Nick processed the scene before him in less than two minutes. Then, he spent sixty seconds deciding whether he should turn and walk back out the door. His friend Marcus was staring at his butler, who was stifling a chuckle. What appeared to be the recently deceased Viscount Danfield was lying on the floor with pieces of pottery sprinkled around his head.
After years of acquaintance fostered through attending the same schools and the same endless society functions, Nick could well sympathize with the desire to hit Danfield over the head with whatever came to hand, yet he couldn’t help but wonder who was responsible for the attack. Marcus certainly appeared murderously angry, but his eyes glared daggers at the butler, who was showing no signs of sorrow at the loss of Danfield’s company in such a permanent manner. And as for the last person in the room…

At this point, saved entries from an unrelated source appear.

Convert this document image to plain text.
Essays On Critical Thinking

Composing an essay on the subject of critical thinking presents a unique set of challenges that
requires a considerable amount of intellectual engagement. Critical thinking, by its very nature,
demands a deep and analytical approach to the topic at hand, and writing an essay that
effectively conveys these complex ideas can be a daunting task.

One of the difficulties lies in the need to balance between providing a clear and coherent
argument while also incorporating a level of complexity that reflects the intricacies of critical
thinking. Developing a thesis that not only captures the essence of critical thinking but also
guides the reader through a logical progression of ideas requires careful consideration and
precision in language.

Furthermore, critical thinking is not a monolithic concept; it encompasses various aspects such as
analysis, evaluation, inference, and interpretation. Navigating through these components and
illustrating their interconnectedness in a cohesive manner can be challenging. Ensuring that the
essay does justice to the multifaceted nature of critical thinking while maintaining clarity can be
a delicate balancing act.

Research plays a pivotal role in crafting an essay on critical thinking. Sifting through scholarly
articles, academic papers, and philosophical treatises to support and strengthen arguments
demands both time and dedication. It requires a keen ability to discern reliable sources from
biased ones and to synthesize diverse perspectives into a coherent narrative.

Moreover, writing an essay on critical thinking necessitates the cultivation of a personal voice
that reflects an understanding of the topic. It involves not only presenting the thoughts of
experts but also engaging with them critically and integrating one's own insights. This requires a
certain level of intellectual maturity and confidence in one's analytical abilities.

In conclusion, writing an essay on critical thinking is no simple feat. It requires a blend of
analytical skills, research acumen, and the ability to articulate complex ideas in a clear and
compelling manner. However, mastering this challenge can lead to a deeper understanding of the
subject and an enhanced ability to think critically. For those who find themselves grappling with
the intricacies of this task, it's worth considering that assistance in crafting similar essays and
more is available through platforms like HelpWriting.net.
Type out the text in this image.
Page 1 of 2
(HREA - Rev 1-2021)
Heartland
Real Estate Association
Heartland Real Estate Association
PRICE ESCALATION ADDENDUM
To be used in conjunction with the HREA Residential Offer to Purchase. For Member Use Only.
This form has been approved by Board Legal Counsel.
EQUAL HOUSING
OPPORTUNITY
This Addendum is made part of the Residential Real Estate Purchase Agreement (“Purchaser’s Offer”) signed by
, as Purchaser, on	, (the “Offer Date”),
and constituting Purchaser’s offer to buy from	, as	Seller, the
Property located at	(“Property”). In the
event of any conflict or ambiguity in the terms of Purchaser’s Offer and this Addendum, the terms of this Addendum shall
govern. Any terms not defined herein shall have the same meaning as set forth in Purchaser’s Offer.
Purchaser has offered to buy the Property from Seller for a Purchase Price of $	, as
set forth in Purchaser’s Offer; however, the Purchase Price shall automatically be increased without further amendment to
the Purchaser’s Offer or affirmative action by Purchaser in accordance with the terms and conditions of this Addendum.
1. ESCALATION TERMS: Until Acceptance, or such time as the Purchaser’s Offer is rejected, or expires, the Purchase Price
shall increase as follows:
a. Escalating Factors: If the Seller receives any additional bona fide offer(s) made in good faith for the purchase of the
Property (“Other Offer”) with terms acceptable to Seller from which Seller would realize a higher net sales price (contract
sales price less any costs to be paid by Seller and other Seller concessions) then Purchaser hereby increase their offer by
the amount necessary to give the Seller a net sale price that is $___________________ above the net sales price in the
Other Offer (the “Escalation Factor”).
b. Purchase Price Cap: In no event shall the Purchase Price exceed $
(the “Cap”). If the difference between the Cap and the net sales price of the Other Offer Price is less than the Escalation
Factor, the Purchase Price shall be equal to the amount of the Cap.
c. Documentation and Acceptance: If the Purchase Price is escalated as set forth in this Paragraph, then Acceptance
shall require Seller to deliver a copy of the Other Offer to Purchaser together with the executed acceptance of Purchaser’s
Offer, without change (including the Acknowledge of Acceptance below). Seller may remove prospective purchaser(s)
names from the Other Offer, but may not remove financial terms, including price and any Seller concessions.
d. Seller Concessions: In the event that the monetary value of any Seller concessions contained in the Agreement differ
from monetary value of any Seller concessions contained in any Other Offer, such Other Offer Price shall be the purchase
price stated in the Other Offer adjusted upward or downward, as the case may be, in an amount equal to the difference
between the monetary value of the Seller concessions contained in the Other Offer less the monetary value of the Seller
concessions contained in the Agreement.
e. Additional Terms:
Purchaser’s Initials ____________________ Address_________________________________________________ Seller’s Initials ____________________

The lady in the center of the fray made Nick forget everything else he’d seen. She was staring at him, her expression a mixture of surprise and something he couldn’t identify, couldn’t name—wasn’t sure he wanted to.
The butler finally broke the silence. “You requested earlier, my lord, that I show his lordship in immediately upon his arrival.”
“Would it not have been prudent to make sure our last guest had departed first?” Marcus asked.
“Perhaps if the two of you would refrain from rendering your guests immobile, such conflicts could be easily avoided,” Gibbons sniffed.